In the maze of claims, those who should be on the same side sometimes end up on opposite sides. Such is the case in Janvey v. Adams, Case No. 09-10761 and Janvey v. Letsos, Case No. 09 – 10765, both decided by the Fifth Circuit Court of Appeals on November 13, 2009. The cases arise out of the alleged Ponzi scheme operated by the Stanford companies, reputedly a network of some 130 entities in 14 countries controlled by R. Allen Stanford. In the SEC’s enforcement action, SEC v. Stanford Int’l Bank, Ltd., Case No. 3-09-0298 (N.D. Tex. Filed Feb. 17, 2009), discussed here, the agency obtained a freeze order over funds belonging to the Stanford parties. The district court also appointed Ralph S. Janvey as Receiver with significant authority. The court granted a preliminary injunction prohibiting any disbursement of funds or securities.
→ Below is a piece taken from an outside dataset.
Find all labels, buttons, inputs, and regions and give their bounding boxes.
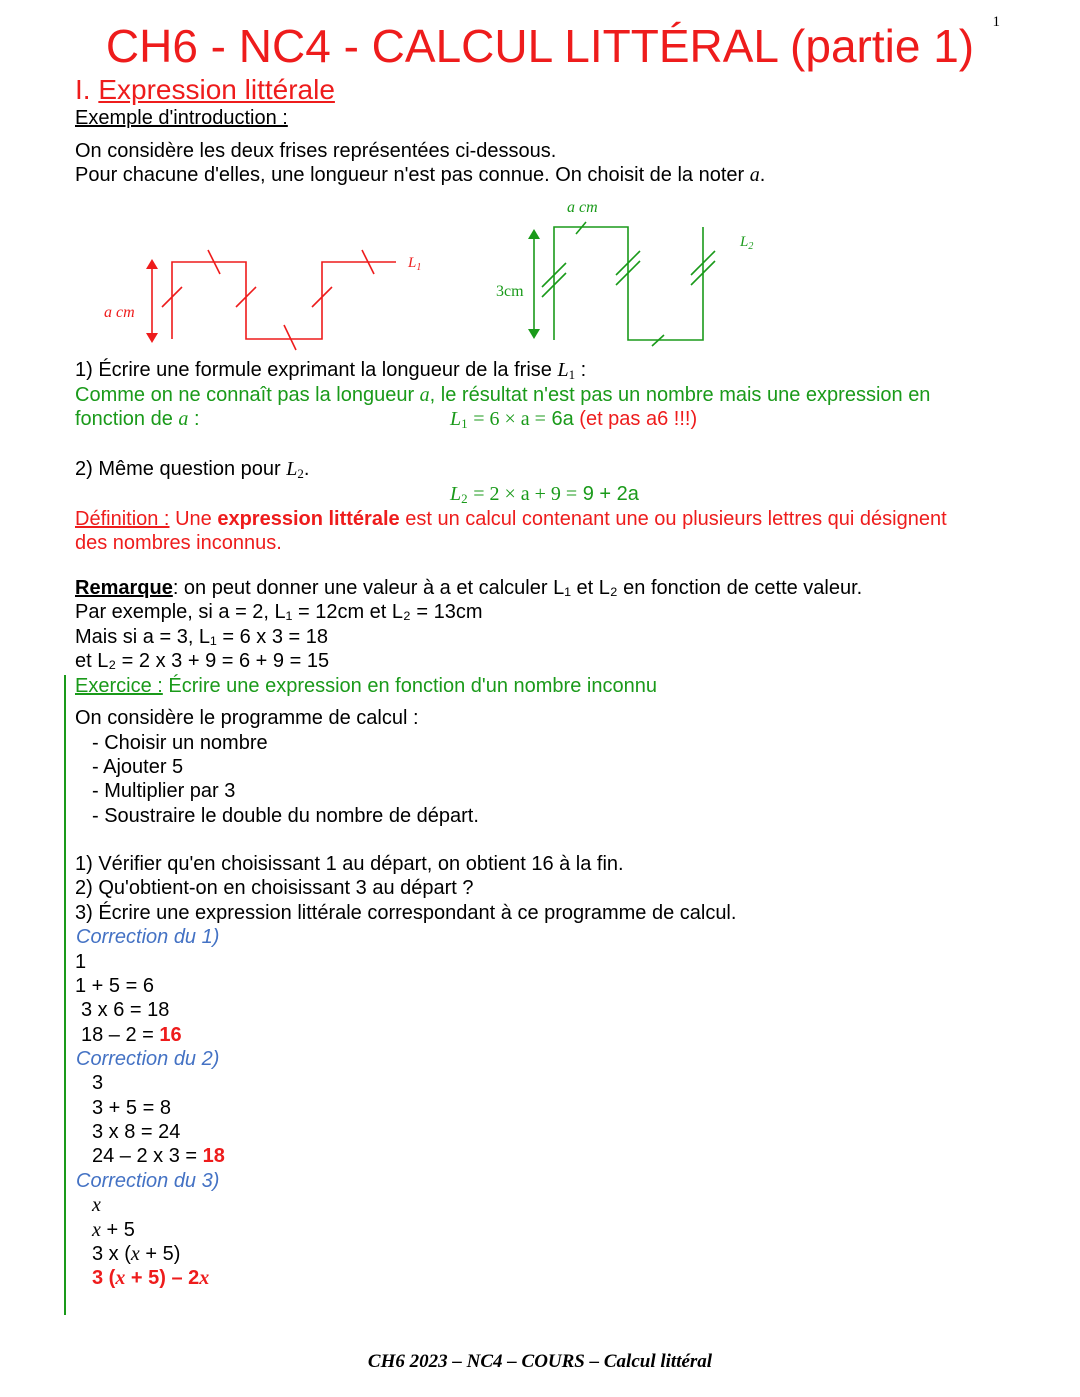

Subsequently, the Receiver named as “relief defendants” several hundred investors who had invested in, and received proceeds from, Stanford CDs. These of course are the victims of the fraud. Some of these investors received principal payments while others were paid interest. The SEC argued that the Receiver was asserting “clawback” claims which were inequitable because they were brought against innocent investors. The district court agreed and denied a request to freeze the return of principal payments from the CDs, but permitted one as to the interest.

The Fifth Circuit affirmed as to the principal payments but reversed as to the interest. A relief defendant – actually a “nominal defendant” – is not accused of any wrong doing, the court explained. A person is only added as a relief defendant to facilitate collection. Accordingly, a federal court may order equitable relief against such a defendant only where “that person (1) has received ill-gotten funds, and (2) does not have a legitimate claim to those funds.” Where the party has a legitimate ownership interest in the property however, the person is not properly joined as a relief defendant.

In this case, the Receiver satisfied the first prong of the test. The payments to investor defendants came from funds that had been ill-gotten by the Stanford interests. The Receiver however, failed to establish the second prong of the test. Here, there is no question that the investors had investments in the CDs. That ownership interest precludes the person from being a proper relief defendant. Accordingly, the district court lacked authority to freeze the investor defendants’ assets. The SEC supported the investors in the assertion of this position.

The court’s decision in Janvey constitutes an important reaffirmation and clarification of the basic theory of relief defendants. With many investors, receivers and government agencies are pursing limited pools of funds left in the wake of collapsed Ponzi schemes and investment funds, the decision offers clear guidance on the basic principles which apply to adding persons as relief defendants.